Bidadari Setan #1
Kemaksiatan
Oleh: Noviyanto Aji
GADIS dalam cerita ini bernama tidak lengkap alias samaran. Namun ia memiliki banyak nama samaran.
Ia adalah seperti kebanyakan orang. Selalu berkutak dalam dunia penuh kehausan dan pengasingan diri. Suka meributkan masalah uang, pacar, narkoba dan apa saja yang bisa memuaskan nafsunya.
Orang-orang seperti Alena misalnya, tidak cocok hanya duduk di satu tempat. Ia selalu haus akan ketenaran dan gemerlapan dunia. Tidak pernah memikirkan orang lain. Merasa dirinya saja yang hidup di dunia ini.
Bagi sebagian orang, Alena adalah perempuan sederhana. Biasa-biasa saja. Sebagian lagi menyebut; justru ia berwatak ganda. Beberapa orang yang mengenalnya, menganggap ia perempuan gila. Ini tentu saja menjadi biang kecemasan yang terus menerus berlangsung dan sangat menyedihkan.
Sepintas Alena seperti perempuan yang tak bisa memisahkan antara ilusi dan kenyataan. Dan memang benar, perempuan dengan banyak nama ini memiliki peringai ganda.
Bila siang Alena berdandan layaknya orang-orang biasa. Pendiam. Santun. Tepa selira. Takut pada yang dzalim, atau takut mendzalimi. Takut membuat kerusakan.
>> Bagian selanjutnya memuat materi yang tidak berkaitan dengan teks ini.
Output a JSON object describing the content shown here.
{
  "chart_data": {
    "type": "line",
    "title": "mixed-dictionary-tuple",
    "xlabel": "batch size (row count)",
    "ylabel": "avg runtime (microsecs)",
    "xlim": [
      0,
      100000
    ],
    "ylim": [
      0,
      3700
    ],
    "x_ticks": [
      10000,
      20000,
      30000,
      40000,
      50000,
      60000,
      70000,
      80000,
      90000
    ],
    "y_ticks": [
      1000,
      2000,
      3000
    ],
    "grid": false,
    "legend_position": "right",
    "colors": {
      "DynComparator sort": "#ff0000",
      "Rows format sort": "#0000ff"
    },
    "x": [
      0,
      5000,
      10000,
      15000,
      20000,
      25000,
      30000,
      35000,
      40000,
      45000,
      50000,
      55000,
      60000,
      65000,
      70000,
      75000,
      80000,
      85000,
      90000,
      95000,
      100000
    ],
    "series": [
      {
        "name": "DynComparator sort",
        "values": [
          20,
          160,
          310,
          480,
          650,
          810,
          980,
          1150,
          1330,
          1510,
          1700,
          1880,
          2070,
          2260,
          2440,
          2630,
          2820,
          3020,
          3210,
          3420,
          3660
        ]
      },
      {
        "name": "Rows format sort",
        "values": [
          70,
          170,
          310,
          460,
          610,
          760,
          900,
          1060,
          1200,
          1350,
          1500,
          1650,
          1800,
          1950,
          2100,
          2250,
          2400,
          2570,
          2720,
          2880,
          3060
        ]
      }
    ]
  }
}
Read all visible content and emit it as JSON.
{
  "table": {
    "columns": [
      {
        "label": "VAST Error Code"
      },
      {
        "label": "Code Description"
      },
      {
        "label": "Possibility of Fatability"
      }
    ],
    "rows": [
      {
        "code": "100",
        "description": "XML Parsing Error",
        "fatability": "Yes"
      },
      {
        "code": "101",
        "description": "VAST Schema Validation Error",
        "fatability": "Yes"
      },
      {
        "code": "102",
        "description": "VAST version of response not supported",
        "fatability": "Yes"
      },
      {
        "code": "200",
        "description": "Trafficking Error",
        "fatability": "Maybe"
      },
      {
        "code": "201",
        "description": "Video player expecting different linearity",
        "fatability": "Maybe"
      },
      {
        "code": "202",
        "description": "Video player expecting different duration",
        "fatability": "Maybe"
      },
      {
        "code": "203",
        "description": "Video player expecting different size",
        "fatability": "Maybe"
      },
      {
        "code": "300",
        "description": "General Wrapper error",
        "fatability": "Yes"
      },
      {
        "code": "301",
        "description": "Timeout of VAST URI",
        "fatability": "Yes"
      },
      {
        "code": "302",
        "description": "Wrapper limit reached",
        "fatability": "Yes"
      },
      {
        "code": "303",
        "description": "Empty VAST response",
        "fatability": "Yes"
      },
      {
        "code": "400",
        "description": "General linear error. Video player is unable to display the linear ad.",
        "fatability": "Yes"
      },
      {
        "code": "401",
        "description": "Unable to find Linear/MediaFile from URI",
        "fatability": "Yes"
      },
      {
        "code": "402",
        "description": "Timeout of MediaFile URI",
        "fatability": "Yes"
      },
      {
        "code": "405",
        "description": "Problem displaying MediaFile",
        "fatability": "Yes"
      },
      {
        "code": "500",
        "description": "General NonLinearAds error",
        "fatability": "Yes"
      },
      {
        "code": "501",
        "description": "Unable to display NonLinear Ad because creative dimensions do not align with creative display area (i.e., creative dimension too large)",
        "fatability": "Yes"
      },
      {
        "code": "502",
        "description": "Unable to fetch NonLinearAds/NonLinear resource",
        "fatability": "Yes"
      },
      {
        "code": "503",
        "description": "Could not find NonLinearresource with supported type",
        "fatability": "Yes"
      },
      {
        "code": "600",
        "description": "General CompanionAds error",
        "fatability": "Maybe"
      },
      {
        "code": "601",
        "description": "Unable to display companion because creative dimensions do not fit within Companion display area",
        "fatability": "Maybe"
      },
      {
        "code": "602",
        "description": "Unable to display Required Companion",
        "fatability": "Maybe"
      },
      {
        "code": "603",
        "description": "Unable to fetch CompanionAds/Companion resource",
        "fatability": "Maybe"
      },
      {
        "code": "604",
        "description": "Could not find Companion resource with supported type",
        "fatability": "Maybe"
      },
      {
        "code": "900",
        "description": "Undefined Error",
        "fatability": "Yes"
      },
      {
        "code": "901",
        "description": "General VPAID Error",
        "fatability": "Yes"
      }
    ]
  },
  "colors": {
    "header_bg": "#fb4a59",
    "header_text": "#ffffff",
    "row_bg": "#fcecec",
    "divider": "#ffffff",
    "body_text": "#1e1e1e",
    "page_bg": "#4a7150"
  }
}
Selalu taat pada norma-norma.
Ia mengesankan wanita masa kini dengan segala pernak-pernik kerohaniannya.
Gaya bicaranya tak pernah melenceng dari kesopanan. Prilakunya begitu lembut dan bersahaja, bahkan seorang lelaki yang baru kenal akan menganggapnya perempuan alim.
Setiap orang yang disapa selalu termangu-mangu dengan suara lembut yang ditunjukkannya. Tatkala sedang bergaul dengan teman-teman sebaya dan seperjuangannya, ia mendapat sapaan Dinda.
Lain waktu ketika hatinya gundah karena sedang bermasalah dengan pacar-pacarnya, dan selalu ingin diperhatikan, ia kerap disapa Alena.
Akan tetapi bila menginjak malam, ketika matahari tak lagi menunjukkan keperkasaannya, ketika malam menjadi semakin kelam, ketika kesemerawutan hidup bertumpu pada satu titik, jangan kaget bila nama Leny muncul dalam perawakan yang sangar, sadis, dan beringas.
Nama-nama itu, bagi Alena, berdiri berjajar seperti membentuk garis pembatas. Terserah ia akan belok ke mana. Mau terus, belok kanan atau kiri, atau mundur.
Sesekali ia berperan sebagai perempuan yang lugu, imut dan menggemaskan. Lain waktu ia berubah menjadi perempuan periang dan humoris. Hanya pada waktu-waktu tertentu ia berperan sebagai perempuan yang terhasut akan kenikmatan duniawi.
Tempat-tempat hiburan malam menjadi pemberhentian berikutnya. Sampai kapan? Sampai ia senang, sampai kondisinya payah, sampai kesadarannya hilang, sampai semua yang ia inginkan terkabul, sampai semua kemaksiatan terselenggara dengan baik.